Ce qui m’a le plus marqué, c’est Ørkenen, cette lande de dunes de sable mouvantes qui recouvre la moitié orientale de l’île — le plus grand paysage désertique de ce genre en Europe du Nord, paraît-il, même si rien dans cette marche n’avait l’air de sortir tout droit d’un guide touristique. Des siècles de surpâturage ont dépouillé la végétation qui poussait autrefois là, et il ne reste que cette étrange étendue silencieuse de sable pâle et d’herbes basses, qui ne ressemble en rien au Danemark et ressemble à tout autre chose.
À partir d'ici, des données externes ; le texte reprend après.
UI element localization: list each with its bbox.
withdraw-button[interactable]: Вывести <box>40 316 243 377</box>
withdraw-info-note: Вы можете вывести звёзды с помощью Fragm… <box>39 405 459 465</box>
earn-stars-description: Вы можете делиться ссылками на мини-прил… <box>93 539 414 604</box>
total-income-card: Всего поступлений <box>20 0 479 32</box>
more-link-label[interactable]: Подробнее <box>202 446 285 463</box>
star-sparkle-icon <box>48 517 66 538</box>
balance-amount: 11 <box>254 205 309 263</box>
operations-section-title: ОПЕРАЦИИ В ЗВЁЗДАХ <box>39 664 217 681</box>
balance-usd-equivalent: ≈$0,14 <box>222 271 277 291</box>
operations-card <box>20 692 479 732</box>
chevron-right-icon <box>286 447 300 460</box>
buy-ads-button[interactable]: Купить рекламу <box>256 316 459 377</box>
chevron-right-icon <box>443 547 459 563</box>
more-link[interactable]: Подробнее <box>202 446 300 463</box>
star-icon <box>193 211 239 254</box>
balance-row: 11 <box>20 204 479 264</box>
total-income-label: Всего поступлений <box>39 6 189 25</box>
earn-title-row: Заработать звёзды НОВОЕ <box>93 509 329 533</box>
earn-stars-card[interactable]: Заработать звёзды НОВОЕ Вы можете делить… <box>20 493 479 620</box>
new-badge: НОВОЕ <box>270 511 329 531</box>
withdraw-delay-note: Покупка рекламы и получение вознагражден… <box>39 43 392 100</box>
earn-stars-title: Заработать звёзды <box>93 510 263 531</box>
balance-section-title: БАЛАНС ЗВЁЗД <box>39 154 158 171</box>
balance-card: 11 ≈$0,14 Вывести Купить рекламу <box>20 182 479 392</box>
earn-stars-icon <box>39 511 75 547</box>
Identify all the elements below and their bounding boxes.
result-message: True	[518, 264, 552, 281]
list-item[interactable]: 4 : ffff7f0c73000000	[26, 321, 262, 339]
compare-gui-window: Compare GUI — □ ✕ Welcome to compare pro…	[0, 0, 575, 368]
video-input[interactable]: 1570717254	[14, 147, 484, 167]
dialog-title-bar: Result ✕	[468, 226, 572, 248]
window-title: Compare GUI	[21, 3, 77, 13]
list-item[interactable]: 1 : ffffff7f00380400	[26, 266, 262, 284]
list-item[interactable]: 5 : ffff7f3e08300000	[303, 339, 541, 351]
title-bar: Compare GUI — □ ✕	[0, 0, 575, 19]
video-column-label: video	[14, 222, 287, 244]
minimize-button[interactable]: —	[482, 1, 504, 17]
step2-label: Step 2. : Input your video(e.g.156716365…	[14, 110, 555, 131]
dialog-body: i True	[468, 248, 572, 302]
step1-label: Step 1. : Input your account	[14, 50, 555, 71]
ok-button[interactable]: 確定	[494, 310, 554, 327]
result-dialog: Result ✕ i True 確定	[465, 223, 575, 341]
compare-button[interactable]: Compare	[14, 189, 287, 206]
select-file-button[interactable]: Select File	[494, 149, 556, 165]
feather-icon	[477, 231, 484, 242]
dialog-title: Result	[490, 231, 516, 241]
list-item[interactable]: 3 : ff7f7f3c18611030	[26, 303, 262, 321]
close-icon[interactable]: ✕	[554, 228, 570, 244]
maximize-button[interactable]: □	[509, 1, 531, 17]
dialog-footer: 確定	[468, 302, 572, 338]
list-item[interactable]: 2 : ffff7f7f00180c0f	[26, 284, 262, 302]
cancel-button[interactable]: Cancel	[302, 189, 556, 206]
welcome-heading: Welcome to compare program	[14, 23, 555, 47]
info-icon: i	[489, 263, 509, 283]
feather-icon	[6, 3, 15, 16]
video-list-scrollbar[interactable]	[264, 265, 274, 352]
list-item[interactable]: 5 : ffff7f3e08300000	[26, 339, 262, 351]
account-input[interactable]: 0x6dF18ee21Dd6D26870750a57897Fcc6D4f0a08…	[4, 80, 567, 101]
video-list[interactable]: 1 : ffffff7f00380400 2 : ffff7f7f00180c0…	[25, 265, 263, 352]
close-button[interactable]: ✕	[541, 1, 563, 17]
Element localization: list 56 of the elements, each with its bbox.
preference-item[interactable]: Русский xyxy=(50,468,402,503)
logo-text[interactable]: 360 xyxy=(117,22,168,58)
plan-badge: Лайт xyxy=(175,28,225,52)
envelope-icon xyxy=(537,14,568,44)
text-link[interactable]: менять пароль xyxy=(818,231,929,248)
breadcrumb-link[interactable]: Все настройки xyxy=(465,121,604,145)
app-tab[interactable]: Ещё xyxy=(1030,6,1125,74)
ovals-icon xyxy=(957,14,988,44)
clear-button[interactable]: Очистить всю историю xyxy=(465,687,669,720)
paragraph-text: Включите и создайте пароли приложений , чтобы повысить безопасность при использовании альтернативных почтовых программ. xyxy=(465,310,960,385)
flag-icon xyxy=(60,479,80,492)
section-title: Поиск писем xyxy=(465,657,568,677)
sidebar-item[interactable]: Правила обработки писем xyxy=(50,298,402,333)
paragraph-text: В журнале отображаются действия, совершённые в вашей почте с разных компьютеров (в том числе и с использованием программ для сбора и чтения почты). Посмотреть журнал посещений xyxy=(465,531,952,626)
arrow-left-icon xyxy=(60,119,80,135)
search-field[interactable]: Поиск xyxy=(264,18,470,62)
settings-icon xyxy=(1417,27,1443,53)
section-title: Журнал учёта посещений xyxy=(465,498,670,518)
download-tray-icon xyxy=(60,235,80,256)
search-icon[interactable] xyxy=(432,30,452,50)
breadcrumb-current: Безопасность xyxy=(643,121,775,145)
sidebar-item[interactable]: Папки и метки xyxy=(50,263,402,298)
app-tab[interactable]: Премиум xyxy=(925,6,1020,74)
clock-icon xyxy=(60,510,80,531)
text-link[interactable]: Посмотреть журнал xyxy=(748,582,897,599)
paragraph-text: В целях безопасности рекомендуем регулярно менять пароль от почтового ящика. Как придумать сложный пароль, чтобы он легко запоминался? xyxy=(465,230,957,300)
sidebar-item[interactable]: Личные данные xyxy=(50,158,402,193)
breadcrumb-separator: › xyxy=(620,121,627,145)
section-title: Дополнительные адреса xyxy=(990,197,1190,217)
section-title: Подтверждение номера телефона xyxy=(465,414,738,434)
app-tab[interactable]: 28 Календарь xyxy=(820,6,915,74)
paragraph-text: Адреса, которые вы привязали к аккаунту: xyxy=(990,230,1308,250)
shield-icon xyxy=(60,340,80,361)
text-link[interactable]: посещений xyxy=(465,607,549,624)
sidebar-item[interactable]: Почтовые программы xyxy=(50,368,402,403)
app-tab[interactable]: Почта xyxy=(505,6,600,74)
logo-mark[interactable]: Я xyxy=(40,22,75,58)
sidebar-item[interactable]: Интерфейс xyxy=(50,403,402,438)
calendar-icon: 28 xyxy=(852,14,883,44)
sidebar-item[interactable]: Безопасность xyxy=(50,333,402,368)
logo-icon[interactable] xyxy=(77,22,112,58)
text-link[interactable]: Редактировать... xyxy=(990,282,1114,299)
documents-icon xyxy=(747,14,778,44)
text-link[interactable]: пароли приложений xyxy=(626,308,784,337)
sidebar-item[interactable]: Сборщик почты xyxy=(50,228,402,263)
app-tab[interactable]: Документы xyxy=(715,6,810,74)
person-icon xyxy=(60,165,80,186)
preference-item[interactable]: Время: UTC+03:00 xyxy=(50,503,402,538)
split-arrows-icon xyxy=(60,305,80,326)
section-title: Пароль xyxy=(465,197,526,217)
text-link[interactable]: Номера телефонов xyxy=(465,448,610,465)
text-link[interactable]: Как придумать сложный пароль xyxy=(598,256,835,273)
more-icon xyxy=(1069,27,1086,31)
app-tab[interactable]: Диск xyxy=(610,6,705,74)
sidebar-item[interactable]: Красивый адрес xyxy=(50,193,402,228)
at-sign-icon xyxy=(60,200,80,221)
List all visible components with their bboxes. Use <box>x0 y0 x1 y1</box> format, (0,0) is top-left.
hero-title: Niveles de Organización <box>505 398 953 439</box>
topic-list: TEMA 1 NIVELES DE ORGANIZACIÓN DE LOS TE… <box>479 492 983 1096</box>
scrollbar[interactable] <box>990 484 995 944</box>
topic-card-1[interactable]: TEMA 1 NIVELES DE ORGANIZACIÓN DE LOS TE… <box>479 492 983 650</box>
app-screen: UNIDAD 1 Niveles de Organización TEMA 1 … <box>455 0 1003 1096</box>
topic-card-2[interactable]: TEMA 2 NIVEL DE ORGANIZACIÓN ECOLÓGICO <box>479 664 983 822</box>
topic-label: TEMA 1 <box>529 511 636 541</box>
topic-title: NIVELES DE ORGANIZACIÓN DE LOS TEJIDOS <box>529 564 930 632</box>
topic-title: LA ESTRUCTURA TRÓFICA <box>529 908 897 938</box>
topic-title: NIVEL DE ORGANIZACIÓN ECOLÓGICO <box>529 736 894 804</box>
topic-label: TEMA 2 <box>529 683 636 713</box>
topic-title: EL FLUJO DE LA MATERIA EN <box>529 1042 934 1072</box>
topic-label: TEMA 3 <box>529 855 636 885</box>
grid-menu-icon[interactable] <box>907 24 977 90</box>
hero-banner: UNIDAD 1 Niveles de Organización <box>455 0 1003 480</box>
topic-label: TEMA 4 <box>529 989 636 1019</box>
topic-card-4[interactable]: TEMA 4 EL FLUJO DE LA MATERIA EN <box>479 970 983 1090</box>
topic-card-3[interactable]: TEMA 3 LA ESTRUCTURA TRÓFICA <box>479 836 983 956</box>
Wind-rippled sand dunes of Ørkenen heath on Anholt island

Nous avons marché deux heures sans croiser âme qui vive, Lia devant moi sur les crêtes des dunes, et je n’arrêtais pas de penser combien il était étrange de se sentir aussi seuls dans un pays d’ordinaire aussi soigné et peuplé que le Danemark. Plus tard ce même jour, nous sommes montés près du phare — construit en 1788, l’un des plus anciens du pays — et j’ai mangé un sandwich assis sur un rocher pendant que Lia scrutait les hauts-fonds avec ses jumelles, car les eaux d’Anholt abritent l’une des plus grandes colonies de phoques gris du territoire danois, et elle en parlait depuis qu’on avait réservé le ferry.

Anholt's historic 1788 lighthouse standing against the Kattegat coastline

Nous avons fini par trouver les phoques, un groupe épars de silhouettes grises échouées sur un banc de sable au large, indifférents à notre présence comme le sont les animaux sauvages qui n’ont jamais eu vraiment de raison de craindre l’homme. Ce soir-là, nous avons mangé du poisson fumé à une table dehors, devant le seul vrai restaurant du port, et je me souviens avoir pensé qu’Anholt ne ressemblait pas tant à une destination qu’à une chambre de décompression — un lieu réduit au sable, à l’eau, aux phoques, et à presque personne d’autre.

Quand y aller : Juillet et août sont la période idéale, quand le temps est assez doux pour de longues marches à travers Ørkenen et que les chances d’apercevoir les colonies de phoques depuis le rivage sont les meilleures.